Le député Jamal Jarrah, également haririen, y voit un autre genre de message adressé aux forces de l’ordre : « Si vous découvrez n’importe quel crime lié au 8 Mars, à la Syrie ou au Hezbollah, votre destin est de mourir, mais le criminel, lui, entrera en prison par la porte et en sortira pas la fenêtre. » « Le tribunal militaire est devenu un point de passage sûr pour les criminels au Liban, comme pour Michel Samaha, dont l’une des cibles était le patriarche Raï », a ajouté M. Jarrah à la MTV.
Pour le député Khaled Daher, l’une des personnalités visées par le complot Mamlouk-Samaha, la sentence d’hier est une « malédiction », d’autant que Michel Samaha « visait à semer la discorde entre chrétiens et sunnites dans le cadre d’un complot ourdi par Assad et Mamlouk, avec certains instruments libanais ». M. Daher rappelle qu’il était favorable à ce que l’affaire soit déférée devant le tribunal international, l’occasion de traîner Ali Mamlouk devant la justice internationale, et d’échapper à la justice « inféodée à Assad et au Hezbollah ». « Je retiens une chose : Fayez Karam, l’agent aouniste à la solde d’Israël, a été libéré par ce même tribunal. L’assassin de l’officier libanais Samer Hanna a été libéré au bout de quelques semaines. Et voilà maintenant que Michel Samaha, l’instrument d’Assad, l’est à son tour. Ce tribunal archaïque est une épée de Damoclès suspendue au-dessus de la tête du 14 Mars », ajoute-t-il.
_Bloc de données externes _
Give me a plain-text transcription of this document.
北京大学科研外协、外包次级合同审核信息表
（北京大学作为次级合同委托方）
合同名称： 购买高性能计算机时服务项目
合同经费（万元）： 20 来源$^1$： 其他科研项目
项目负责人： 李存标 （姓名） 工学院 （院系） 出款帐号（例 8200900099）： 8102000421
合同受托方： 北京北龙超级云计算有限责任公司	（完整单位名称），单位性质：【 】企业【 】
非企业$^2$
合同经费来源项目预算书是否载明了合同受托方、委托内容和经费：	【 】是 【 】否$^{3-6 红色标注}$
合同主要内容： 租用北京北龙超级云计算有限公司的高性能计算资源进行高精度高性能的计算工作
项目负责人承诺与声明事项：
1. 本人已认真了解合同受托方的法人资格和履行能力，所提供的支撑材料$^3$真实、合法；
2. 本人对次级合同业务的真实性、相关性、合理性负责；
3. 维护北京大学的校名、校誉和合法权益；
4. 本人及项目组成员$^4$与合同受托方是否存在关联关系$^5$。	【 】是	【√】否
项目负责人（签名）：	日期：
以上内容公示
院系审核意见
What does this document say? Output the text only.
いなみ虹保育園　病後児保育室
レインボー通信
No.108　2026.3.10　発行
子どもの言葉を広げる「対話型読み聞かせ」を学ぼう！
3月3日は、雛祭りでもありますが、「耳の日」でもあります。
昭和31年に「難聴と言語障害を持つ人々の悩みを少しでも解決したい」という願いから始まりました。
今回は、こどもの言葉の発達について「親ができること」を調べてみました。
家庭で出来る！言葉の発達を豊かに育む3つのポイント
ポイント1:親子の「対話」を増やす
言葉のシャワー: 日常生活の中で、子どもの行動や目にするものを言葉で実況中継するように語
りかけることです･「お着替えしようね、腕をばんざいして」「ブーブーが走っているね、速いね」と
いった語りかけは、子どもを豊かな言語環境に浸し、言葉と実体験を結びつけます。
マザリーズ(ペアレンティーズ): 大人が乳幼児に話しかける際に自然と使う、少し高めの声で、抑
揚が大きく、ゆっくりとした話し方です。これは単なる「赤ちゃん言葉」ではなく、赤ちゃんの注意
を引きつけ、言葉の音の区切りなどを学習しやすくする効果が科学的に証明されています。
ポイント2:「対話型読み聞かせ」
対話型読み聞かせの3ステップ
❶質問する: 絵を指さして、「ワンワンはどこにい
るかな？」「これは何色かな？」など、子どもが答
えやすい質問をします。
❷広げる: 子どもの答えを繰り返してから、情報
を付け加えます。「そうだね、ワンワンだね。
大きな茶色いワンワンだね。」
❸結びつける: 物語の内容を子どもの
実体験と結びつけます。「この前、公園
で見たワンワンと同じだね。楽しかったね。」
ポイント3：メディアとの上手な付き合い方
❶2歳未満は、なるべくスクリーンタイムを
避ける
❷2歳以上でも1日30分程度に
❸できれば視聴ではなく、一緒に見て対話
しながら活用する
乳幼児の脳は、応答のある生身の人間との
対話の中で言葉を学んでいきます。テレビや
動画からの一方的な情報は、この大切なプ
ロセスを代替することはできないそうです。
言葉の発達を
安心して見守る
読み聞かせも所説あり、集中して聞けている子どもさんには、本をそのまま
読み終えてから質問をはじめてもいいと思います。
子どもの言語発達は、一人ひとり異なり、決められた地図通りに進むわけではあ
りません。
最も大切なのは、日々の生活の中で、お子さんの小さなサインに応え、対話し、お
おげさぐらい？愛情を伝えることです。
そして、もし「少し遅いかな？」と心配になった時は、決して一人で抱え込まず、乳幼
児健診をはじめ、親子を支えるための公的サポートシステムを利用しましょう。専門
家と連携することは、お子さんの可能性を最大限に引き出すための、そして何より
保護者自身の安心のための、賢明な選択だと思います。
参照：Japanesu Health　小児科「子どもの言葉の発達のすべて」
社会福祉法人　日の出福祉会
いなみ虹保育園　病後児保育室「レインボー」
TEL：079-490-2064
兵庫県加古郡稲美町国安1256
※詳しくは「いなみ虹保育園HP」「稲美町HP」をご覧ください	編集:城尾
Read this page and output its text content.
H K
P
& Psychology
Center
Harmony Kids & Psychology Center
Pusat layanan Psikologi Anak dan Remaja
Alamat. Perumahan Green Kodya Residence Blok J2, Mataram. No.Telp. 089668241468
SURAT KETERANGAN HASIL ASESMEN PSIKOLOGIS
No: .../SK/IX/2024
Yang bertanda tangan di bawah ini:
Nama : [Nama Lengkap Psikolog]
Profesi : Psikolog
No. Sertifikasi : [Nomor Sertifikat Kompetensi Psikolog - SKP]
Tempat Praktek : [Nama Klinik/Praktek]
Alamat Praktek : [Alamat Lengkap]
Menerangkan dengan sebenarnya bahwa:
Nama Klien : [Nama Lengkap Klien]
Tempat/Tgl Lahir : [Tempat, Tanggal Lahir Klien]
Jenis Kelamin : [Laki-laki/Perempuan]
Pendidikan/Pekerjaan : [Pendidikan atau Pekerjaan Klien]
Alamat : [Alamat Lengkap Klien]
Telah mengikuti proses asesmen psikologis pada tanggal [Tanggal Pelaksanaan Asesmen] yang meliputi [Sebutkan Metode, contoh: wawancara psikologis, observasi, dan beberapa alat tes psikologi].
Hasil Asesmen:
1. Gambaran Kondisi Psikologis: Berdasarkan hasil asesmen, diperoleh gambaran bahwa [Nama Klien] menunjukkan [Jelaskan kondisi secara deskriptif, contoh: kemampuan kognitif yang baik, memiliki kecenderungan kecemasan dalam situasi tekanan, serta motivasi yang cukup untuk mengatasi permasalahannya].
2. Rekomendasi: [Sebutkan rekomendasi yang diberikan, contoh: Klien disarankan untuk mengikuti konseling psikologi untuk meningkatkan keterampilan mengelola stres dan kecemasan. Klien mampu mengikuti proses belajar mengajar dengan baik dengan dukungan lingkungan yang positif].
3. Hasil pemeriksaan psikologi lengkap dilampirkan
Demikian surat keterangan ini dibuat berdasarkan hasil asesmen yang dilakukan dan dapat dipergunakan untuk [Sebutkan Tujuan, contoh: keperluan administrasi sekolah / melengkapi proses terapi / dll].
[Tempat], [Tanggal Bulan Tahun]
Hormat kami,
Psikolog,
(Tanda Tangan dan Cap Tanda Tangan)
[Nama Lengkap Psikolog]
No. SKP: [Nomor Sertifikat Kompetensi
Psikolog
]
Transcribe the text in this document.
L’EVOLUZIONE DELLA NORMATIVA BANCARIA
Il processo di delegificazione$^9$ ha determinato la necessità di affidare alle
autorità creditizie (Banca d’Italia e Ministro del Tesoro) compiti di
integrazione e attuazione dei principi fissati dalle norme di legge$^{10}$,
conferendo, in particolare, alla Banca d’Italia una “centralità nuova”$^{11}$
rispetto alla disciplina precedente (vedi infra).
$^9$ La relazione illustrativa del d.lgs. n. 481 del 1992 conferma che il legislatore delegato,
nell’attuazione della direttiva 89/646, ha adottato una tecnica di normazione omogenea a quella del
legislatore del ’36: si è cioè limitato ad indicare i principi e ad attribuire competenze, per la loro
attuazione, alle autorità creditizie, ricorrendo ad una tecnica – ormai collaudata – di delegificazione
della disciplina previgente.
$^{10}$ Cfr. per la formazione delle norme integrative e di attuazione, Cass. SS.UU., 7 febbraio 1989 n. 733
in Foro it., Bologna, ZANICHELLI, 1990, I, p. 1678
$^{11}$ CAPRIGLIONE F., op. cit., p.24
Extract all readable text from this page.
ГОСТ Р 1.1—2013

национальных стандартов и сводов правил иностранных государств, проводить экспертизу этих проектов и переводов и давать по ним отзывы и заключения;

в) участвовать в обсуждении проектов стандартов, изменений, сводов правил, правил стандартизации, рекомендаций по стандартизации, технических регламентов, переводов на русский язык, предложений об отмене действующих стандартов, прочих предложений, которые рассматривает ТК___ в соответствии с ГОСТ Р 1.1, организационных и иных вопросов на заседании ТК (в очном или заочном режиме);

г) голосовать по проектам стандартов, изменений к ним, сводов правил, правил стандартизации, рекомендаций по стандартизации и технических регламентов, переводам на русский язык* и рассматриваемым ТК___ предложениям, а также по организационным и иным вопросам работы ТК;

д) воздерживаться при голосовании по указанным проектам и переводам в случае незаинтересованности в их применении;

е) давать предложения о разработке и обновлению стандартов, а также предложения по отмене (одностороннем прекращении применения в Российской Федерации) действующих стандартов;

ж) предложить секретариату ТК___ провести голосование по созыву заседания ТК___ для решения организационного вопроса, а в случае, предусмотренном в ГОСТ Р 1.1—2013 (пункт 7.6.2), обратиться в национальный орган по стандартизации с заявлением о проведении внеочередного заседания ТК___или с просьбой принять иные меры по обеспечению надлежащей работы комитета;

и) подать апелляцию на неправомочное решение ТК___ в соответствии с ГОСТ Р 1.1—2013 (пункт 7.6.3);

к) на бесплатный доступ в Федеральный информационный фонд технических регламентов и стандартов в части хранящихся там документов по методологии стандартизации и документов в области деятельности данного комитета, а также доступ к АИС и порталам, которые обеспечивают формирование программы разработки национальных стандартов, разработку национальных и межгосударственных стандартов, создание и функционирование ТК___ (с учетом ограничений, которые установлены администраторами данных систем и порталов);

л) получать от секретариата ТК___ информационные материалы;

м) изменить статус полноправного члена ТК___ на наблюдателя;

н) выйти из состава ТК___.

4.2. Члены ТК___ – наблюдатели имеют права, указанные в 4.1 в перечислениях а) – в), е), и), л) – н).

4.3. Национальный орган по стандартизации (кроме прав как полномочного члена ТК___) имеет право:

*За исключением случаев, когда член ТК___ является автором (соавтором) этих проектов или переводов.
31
Il reste un fait, plus symptomatique, plus emblématique : le silence assourdissant, hier, de l’ensemble des pôles du 8 Mars, qui ne doivent probablement pas trop savoir s’il faut se réjouir ou pas de la libération prochaine de Michel Samaha, à l’heure où tous les sbires et acolytes du régime syrien sont éliminés les uns après les autres, et où le sort de Ali Mamlouk lui-même reste incertain. À l’instar d’Élie Ferzli, hier, sollicité par L’Orient-Le Jour, mais qui a préféré, dans un mouvement saisissant de rupture avec ses habituelles envolées inspirées de grand défenseur des protégés du régime syrien, adopter la posture diplomatico-méditative suivante : « Je ne peux me permettre de commenter la décision, je ne l’ai pas encore lue… »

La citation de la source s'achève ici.